In the first part of this series, we outlined three forms of stealing – gezeila, geneiva, and oshek . Thus far, we have discussed the regular form of stealing. In the coming weeks, we will discuss oshek. This is translated as cheating others. It refers to when a person refuses to pay someone who has loaned him money, or who has given him services or merchandise.
Oshek is considered to be no less severe than actively taking something away from one’s fellow. It should be noted that oshek only applies when the person is able to repay the debt or loan, but refuses to do so. If he is simply unable to pay his fellow back, then he does not transgress oshek. Obviously he should strive to repay his debts as soon as possible .
The prohibition of oshek includes refusal to pay very small sums of money. For example, a person ordered an item worth $101.50 but he sent a check of $100, presuming that the owner would not be concerned about the minor reduction in payment. Unless the owner agreed to this reduction, the customer is transgressing the prohibition of stealing, in the form of oshek.

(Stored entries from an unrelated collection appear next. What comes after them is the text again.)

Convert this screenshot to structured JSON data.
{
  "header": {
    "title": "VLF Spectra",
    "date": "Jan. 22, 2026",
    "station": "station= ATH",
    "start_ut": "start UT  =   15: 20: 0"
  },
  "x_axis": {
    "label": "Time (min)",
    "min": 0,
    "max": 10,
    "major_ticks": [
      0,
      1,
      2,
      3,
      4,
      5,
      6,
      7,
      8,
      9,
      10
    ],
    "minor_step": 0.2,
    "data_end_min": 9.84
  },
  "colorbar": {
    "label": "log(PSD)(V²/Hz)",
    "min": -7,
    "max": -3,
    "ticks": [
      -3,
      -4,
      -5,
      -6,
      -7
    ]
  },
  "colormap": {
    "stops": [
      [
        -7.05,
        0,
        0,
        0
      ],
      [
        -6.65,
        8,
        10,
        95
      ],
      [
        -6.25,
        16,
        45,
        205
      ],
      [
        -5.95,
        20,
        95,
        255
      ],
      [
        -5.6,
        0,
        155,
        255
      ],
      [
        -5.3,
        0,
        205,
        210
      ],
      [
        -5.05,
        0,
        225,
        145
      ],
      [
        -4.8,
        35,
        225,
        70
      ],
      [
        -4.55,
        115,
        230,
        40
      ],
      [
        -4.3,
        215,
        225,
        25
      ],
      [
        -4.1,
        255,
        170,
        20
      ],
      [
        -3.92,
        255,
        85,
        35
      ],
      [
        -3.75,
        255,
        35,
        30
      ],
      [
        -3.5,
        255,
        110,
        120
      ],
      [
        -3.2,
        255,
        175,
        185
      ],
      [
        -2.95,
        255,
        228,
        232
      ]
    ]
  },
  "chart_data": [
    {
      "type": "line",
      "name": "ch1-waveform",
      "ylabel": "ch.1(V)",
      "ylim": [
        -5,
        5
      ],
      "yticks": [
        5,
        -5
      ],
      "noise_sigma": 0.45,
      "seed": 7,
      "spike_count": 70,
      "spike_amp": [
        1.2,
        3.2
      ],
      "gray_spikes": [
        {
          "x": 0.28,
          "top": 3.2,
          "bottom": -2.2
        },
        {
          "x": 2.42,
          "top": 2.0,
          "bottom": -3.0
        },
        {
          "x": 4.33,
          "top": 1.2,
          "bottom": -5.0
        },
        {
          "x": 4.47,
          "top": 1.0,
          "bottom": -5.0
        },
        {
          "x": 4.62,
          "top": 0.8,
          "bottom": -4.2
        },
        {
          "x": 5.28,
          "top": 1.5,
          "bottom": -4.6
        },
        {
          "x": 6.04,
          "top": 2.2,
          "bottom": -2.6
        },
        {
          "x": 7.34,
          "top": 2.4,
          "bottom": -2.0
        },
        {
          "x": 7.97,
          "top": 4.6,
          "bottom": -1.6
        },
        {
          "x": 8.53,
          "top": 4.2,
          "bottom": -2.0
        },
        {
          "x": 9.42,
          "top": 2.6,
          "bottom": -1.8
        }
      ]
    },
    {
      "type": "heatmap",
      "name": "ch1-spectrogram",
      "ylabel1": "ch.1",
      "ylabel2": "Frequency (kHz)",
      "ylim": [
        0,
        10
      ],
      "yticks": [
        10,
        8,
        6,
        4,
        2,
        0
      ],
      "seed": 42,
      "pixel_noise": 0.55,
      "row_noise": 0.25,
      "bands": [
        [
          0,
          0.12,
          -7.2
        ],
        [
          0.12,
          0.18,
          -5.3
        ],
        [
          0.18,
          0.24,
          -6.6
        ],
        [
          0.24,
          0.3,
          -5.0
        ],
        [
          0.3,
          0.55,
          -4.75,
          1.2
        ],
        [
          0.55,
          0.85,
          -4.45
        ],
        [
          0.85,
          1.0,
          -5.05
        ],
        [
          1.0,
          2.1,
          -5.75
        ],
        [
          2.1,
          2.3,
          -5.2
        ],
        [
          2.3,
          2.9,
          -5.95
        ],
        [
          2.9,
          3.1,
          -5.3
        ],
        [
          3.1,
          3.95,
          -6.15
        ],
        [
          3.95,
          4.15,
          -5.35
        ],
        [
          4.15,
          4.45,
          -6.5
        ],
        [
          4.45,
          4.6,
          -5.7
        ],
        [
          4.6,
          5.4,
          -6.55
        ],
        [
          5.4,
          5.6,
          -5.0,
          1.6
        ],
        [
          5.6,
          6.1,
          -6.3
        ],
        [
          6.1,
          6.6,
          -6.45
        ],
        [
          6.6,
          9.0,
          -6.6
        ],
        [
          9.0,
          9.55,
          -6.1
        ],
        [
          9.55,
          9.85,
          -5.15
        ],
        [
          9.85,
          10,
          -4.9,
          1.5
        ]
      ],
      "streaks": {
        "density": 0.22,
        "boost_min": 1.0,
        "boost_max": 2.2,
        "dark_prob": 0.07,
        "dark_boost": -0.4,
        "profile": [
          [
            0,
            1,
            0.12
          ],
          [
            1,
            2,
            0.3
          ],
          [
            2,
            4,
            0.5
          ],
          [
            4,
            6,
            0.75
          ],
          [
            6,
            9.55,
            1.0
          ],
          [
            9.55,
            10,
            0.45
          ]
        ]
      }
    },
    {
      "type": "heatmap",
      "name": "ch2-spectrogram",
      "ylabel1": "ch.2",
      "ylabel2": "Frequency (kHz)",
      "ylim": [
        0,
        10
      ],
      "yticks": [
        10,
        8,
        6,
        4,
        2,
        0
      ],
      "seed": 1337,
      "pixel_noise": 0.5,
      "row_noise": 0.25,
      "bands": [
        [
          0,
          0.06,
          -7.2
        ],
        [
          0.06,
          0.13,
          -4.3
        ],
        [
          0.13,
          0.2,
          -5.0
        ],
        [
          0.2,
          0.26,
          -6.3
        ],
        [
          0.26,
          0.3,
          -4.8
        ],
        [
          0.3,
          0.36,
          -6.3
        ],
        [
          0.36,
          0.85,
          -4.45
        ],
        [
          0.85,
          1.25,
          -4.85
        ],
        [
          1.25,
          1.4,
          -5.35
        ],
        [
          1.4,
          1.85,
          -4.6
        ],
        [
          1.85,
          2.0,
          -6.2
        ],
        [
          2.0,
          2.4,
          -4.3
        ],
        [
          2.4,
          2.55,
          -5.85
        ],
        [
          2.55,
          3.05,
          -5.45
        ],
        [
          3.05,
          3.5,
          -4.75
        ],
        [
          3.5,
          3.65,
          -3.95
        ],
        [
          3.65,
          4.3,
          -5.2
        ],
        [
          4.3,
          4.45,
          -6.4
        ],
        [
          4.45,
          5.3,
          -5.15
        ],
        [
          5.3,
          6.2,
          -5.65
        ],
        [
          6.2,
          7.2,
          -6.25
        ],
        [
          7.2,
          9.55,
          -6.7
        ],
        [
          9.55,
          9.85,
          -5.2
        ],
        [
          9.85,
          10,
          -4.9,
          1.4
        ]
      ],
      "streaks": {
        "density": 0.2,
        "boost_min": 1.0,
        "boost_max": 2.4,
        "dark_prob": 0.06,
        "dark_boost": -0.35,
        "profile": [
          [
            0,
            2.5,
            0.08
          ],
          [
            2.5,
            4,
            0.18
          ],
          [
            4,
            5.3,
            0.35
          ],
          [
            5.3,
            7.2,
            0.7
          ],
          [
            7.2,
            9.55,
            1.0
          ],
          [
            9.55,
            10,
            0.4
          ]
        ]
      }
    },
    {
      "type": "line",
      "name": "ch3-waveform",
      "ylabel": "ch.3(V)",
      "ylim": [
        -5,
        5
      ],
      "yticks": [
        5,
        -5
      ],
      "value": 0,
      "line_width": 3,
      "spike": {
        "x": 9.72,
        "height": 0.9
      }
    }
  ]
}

Oshek is not limited to outright refusal to pay. Deceiving the person into believing that there was no debt, or into lessening the debt, is oshek. So too, giving the owner the “run around” in the hope that he’ll give up chasing for his money, is also completely forbidden. For example, a tenant owes his final month of rent after having moved out, but makes it very hard for the landlord to locate him. He refuses to pick up the phone, or when confronted, he says he will pay soon. Eventually, the landlord gives up his efforts at receiving the money he is entitled to. The tenant has committed the sever prohibition of stealing.
See ‘Do Not Steal’ Part 1, for the definitions of these terms.
If the debtor has to make difficult choices between paying his debts and providing for his needs, he should consult with an Orthodox Rabbi who is well-versed in these areas.